Over a glass of whiskey one night in 2020, Andy Nettell, former owner of Back of Beyond Books, and Craig Childs, a prolific Southwestern author, discussed Childs’s first-ever published novel, “Stone Desert.”
“It was really the first Canyonlands-specific piece of literature that I had come across,” Nettell said, “and I thought it was a really good book…It always bothered me that the one book about Canyonlands wasn’t available.”
The book follows Childs’s thoughts and observations of the 1994 winter he spent in Canyonlands National Park. It was published in 1995, but went out of print soon after.
The out-of-print book came up nearly every time Nettell and Childs saw each other. On that night in 2020, Nettell confessed his dream to Childs: a hope that the two of them could republish “Stone Desert” and bring it back to life. Nettell floated the idea of republishing the book to Torrey House Press, a nonprofit, conservation-centric book publisher based in Salt Lake City.
“Craig pulled out a journal that he used during that 1994 winter that he spent in the Needles District,” Nettell said. “We hatched the idea of republishing not only the book, but also the journal.”
Now, the dream is a reality. The book, complete with reproductions of the journal with original sketches, was published this month. Back of Beyond Books will celebrate the release with Childs at a free event on Tuesday, Nov. 15 at 6:30 p.m. at Star Hall.
“I so admire people who do field journals and do art in those journals,” Nettell said. “It’s a very personal way of observing the world, and we so rarely get to see the raw work … we can take this raw material and compare it to the finished product, and in some cases, it’s verbatim: whole paragraphs of Craig’s made it into the book.”
It feels extremely vulnerable to share the journal, Childs said, and before Nettell floated the idea of republishing the book, Childs hadn’t thought much about “Stone Desert.”
“I kind of thought of it as the writing of an overly enthusiastic kid in the wilderness,” he said. “But I’ve become an overly enthusiastic adult writer since then. And I think Andy saw it as a really interesting time and place: a document of Canyonlands in the 90s, seen by a starry-eyed wilderness traveler.”
Childs found himself in Canyonlands that winter because he was working as a guide, and in the off-season, he would take off into the wilderness. He thought of himself as a young naturalist, and he had an admiration for Canyonlands. The book reflects “what it was like to be out there that winter,” he said, “and to be learning about how the natural history of this place functions, how culture and geology and hydrology and ecology blend together to create this bizarre, otherworldly landscape of canyons and mesas.”
Culturally, Moab looks much different than it did in the 90s. Childs said he’s changed significantly, both as a writer and as a person, since then; he’s learned much more about cultural sites than when he wrote “Stone Desert.” The book reflects a different way of thinking about a place, he said.
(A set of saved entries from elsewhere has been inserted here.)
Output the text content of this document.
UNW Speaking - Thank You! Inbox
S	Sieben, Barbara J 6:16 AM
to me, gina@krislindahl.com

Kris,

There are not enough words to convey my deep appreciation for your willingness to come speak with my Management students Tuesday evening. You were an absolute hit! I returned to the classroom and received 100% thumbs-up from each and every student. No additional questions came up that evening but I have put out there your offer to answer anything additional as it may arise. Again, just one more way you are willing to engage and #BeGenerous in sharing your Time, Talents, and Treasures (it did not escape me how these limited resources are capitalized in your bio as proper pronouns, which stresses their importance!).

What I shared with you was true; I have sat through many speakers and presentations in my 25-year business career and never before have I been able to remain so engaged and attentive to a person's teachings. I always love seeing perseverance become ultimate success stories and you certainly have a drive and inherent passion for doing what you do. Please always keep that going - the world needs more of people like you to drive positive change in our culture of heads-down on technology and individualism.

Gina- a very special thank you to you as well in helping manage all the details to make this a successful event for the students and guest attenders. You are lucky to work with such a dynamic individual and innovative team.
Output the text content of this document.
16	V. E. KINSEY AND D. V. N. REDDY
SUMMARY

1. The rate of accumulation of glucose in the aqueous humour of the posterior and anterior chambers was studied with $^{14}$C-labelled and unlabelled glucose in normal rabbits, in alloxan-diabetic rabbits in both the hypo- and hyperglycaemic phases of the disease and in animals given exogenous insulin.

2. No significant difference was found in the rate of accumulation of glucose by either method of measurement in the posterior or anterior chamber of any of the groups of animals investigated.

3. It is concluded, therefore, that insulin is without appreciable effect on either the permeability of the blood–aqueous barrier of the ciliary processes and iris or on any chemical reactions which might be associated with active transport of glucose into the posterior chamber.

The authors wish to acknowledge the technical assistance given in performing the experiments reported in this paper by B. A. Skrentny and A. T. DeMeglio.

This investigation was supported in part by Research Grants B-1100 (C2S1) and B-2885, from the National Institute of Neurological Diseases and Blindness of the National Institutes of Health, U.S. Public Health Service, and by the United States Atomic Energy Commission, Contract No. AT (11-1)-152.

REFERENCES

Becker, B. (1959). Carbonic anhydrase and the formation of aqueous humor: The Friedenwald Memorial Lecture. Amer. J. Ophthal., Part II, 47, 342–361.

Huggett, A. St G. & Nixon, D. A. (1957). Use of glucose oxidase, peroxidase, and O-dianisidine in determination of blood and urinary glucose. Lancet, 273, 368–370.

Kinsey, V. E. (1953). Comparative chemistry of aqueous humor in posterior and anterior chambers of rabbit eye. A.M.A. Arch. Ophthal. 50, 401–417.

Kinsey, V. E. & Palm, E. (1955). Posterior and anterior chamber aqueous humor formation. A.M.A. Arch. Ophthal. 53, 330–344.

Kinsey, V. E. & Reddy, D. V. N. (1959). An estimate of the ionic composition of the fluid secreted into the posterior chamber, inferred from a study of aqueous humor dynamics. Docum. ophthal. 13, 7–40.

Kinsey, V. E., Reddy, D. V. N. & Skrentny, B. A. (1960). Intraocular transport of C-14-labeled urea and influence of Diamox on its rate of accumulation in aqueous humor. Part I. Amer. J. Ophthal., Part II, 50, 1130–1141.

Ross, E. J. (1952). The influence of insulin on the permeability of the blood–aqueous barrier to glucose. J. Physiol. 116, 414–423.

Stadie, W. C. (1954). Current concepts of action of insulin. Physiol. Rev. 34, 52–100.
“But I want that to be out there,” Childs said. “I want us to look back and see that our perspectives have changed significantly, but the core issues are still there, of sandstone, weather patterns, these things will never change.”
The difference in perspective can highlight the lack of difference in the landscape, Childs said: it’s like the human pace is just the topmost layer of a much deeper history.
“It gives you a sense of time that says, sure, all this activity can happen right now, but come back in 10,000 years and see what it looks like,” he said. “There are much deeper timescales going on out there, which you feel as you move through it. And that is the thing that I connected with in ‘Stone Desert’: that time frame is much bigger than us.”
Nettell and Childs both said they hope the republishing of the book will inspire a new generation of desert wanderers who take time to observe and write down what’s around them.
“One of the reasons that I write is to be constantly tying back in time, looking back at a thousand, ten thousand, a million years, because we get lost in the present and the future that I want us to be deeply rooted in the past,” Childs said. “I want to remind people to take a journal, open their eyes, wander through places, look at them and reflect on them. These aren’t just backdrops to your experience; they are your experience.”
“[Childs] has become a voice of Southeast Utah,” Nettell said. “I wish everyone got the chance to sit down with a glass of whiskey and hear Craig’s stories and realize that he’s no different than us—he just had the eye and the opportunity to write this landscape down.”